Singhi Pratibha, Suthar Renu, Deo Brijendra, Malhi Prabhjot, Khandelwal Niranjan K
From the *Department of Pediatrics, †Unit of Pediatric Neurology and Neurodevelopment, Department of Pediatrics, and ‡Department of radio diagnosis and imaging, Post Graduate Institute of Medical Education and Research, Chandigarh, India.
Pediatr Infect Dis J. 2017 Jun;36(6):549-555. doi: 10.1097/INF.0000000000001536.
Our aim was to study long-term clinical and radiologic outcome in children with parenchymal neurocysticercosis (NCC) and its predictors.
Five hundred children with NCC registered in the pediatric NCC clinic between January 1996 and December 2002 and followed till December 2009 were enrolled. Demographic details, clinical presentations and therapy received were recorded. Outcome was evaluated in terms of seizure recurrence and resolution of lesions on neuroimaging. Various factors that could influence outcome were studied.
Mean age at presentation was 8 ± 2.7 years, and the mean duration of follow-up was 8.8 ± 2.03 years; 79.6% (398) had single lesion, and 20.4% (102) had multiple lesions at presentation; 14.5% (58) of children with single lesion, and 28.4% (29) of children with multiple lesions had recurrent seizures (P < 0.001) during follow-up.
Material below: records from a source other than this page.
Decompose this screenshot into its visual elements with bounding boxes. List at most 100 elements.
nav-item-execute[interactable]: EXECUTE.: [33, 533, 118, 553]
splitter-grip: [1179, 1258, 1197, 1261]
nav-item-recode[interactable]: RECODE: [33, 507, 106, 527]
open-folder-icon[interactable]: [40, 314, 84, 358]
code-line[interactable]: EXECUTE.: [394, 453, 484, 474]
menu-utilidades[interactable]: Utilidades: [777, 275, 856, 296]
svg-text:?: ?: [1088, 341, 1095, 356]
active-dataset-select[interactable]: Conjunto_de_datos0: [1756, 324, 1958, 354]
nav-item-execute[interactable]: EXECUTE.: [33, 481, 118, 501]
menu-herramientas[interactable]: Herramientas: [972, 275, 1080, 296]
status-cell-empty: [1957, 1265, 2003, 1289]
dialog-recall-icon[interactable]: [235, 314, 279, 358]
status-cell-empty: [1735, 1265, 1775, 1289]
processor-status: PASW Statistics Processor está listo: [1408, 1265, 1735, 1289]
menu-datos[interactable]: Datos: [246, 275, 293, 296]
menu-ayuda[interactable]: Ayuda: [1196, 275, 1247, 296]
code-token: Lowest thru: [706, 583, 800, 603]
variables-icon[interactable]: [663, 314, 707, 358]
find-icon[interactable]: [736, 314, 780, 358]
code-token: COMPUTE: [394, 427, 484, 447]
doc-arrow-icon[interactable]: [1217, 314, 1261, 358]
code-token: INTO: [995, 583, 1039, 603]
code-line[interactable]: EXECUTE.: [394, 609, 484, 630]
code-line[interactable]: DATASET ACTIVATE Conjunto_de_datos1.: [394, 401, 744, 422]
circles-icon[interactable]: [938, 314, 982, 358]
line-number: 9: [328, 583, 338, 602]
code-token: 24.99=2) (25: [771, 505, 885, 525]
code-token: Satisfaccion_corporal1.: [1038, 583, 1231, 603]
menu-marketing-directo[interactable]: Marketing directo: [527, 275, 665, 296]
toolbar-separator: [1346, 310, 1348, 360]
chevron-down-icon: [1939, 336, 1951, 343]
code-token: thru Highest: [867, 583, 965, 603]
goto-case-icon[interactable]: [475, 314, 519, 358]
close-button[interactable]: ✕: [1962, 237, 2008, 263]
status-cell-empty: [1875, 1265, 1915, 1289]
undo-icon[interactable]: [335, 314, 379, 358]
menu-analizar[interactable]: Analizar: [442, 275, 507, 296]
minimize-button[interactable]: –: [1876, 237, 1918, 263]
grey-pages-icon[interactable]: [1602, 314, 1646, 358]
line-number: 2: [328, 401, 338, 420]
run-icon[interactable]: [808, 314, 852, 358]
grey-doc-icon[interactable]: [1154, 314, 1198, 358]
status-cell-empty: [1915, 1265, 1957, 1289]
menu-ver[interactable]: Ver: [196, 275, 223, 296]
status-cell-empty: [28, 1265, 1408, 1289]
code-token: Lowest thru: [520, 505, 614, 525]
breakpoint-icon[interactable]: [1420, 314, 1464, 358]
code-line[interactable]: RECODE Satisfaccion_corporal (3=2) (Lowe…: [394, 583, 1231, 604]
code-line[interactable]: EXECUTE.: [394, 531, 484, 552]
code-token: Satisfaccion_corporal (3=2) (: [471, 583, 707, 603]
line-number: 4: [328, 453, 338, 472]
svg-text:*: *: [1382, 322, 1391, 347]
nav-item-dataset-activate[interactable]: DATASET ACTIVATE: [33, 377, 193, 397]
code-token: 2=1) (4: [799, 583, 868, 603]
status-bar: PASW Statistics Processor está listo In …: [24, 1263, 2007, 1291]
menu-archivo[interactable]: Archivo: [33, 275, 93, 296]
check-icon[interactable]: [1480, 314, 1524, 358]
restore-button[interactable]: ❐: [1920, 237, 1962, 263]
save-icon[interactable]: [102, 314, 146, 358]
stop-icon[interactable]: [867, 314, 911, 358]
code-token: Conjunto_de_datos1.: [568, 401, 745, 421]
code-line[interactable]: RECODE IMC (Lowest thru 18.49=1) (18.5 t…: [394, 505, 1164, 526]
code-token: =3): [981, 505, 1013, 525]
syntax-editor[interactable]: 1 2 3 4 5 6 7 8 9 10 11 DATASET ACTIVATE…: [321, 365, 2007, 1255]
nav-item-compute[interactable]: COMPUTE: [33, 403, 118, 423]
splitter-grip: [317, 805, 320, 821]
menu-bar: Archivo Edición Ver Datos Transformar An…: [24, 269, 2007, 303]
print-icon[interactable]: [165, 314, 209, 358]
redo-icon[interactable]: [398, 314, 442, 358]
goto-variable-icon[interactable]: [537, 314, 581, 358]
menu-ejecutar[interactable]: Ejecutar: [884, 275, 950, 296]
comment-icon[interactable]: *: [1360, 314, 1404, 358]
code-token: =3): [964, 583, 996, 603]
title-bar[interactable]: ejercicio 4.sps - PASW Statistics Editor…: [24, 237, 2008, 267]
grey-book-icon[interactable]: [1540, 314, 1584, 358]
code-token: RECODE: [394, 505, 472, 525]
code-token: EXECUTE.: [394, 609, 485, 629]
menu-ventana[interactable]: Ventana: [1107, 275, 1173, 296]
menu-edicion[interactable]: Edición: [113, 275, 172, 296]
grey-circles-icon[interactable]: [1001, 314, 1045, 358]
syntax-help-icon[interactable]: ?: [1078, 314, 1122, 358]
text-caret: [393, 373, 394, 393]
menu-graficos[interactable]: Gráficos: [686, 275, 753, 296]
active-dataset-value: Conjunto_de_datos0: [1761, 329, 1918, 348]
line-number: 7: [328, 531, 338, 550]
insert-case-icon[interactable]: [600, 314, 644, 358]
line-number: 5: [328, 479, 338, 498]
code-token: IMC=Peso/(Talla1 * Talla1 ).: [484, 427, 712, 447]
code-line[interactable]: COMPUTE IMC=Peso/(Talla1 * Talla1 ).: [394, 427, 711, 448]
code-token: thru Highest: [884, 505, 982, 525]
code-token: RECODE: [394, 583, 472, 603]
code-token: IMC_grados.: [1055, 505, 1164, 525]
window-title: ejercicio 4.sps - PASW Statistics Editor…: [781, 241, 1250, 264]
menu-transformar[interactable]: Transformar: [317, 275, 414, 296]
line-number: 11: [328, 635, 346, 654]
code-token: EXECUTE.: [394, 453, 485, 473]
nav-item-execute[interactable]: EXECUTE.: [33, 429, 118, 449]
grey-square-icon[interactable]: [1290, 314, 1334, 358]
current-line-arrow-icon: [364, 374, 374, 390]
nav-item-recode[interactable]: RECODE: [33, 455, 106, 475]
At 6-month follow-up neuroimaging, resolution was seen in 52.7% (210) and 31.3% (32) of children with single and multiple lesions, respectively (P < 0.001). On prolonged follow-up, 94.6% (384) of single-lesion NCC and 88% (90) of multiple-lesion NCC (P < 0.001) had radiologic resolution. Single-lesion NCC, radiologic resolution and cysticidal therapy were associated with better seizure outcome (P < 0.05). Children with multiple lesions had significantly higher percentage of calcified lesions on long-term follow-up compared with those with a single lesion (11.7% vs. 3.6%, P < 0.05).
Children with a single-lesion NCC have favorable outcome with resolution of most of the lesions and few seizure recurrences. Cysticidal therapy leads to better seizure control and increased resolution of lesions on short-term follow-up.
我们的目的是研究实质性神经囊尾蚴病(NCC)患儿的长期临床和影像学结局及其预测因素。
纳入1996年1月至2002年12月在儿科NCC诊所登记并随访至2009年12月的500例NCC患儿。记录人口统计学细节、临床表现和接受的治疗。根据癫痫复发情况和神经影像学上病变的消退情况评估结局。研究了各种可能影响结局的因素。
就诊时的平均年龄为8±2.7岁,平均随访时间为8.8±2.03年;就诊时79.6%(398例)有单个病灶,20.4%(102例)有多个病灶;随访期间,单个病灶患儿中有14.5%(58例)、多个病灶患儿中有28.4%(29例)出现癫痫复发(P<0.001)。在6个月的随访神经影像学检查中,单个病灶患儿和多个病灶患儿中分别有52.7%(210例)和31.3%(32例)的病灶消退(P<0.001)。长期随访时,单个病灶NCC中有94.6%(384例)、多个病灶NCC中有88%(90例)出现影像学病灶消退(P<0.001)。单个病灶NCC、影像学病灶消退和杀虫治疗与更好的癫痫结局相关(P<0.05)。与单个病灶患儿相比,多个病灶患儿在长期随访时钙化病灶的比例显著更高(11.7%对3.6%,P<0.05)。
单个病灶NCC患儿的结局良好,大多数病灶消退,癫痫复发较少。杀虫治疗可在短期随访中更好地控制癫痫发作并增加病灶消退。